An alarming rise in number of personal robberies this year in Edmonton has made the city’s top cop ask for public help.

An alarming rise in number of personal robberies this year in Edmonton has made the city’s top cop ask for public help.

Personal robberies have shot up as high as 31 per cent in 2009 so far, according to police figures, and police Chief Mike Boyd says people must do more to protect themselves.

“We want to stop it now, we want to turn this around, and we are looking for the public’s help,” said Boyd. “We need to work together to make our city safer.”

Boyd said people are leaving themselves vulnerable at night by exposing electronics such as iPods and smart phones in robbery “hotspots” such as bus terminals or public roadways.

And when they get robbed, people don’t often call police right away for help, said Staff Sgt. Steven Chwok, who adds that it hampers city cops in finding the suspects.

Boyd said the suspects would sometimes swarm their victims in those hotspots, where police will now show a bigger presence with more uniformed and plain-clothed officers in those areas.

“This is about maintaining the quality of life in out city,” said Boyd, who also vowed to use the police service’s helicopter to clamp down on the problem.

Edmonton police have dealt with 118 robberies so far this year, including 44 within the downtown core.

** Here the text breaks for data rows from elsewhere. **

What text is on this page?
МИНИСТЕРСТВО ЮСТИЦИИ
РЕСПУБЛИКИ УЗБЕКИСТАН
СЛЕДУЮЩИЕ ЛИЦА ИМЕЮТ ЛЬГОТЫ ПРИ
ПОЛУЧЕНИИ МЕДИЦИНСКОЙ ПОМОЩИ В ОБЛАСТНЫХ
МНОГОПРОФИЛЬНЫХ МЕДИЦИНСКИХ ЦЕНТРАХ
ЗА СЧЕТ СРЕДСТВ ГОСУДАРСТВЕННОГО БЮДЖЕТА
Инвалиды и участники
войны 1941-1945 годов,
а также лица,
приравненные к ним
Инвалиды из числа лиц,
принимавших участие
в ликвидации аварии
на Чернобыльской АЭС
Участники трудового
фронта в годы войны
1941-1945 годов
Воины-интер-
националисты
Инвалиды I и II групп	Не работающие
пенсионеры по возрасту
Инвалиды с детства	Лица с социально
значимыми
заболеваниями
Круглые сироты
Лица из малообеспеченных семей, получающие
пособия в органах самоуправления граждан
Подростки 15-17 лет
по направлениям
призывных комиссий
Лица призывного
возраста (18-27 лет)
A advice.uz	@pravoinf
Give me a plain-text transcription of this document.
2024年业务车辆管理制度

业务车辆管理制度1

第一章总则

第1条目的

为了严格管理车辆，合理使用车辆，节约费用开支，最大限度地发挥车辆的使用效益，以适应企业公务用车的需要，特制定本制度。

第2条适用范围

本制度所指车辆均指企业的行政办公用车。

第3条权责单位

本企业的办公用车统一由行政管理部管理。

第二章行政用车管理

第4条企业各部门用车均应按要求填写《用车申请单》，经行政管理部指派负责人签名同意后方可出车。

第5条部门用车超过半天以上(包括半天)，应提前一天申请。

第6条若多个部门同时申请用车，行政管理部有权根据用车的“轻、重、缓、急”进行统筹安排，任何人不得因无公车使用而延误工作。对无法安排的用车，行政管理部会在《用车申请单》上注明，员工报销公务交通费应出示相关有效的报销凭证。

In some instances, victims would be swarmed by a number of suspects and knives or guns were used in roughly a third of all of the city’s robberies this year.

Boyd said police will take advantage of a section in the criminal code by providing crown prosecutors with “threat assessments” of suspects once they are arrested so the courts have “all the information” before deciding whether or not they should be released.

“The courts (are designed) to protect society,” he said. “We are going to provide the information from our investigations to enable the courts to do just that.”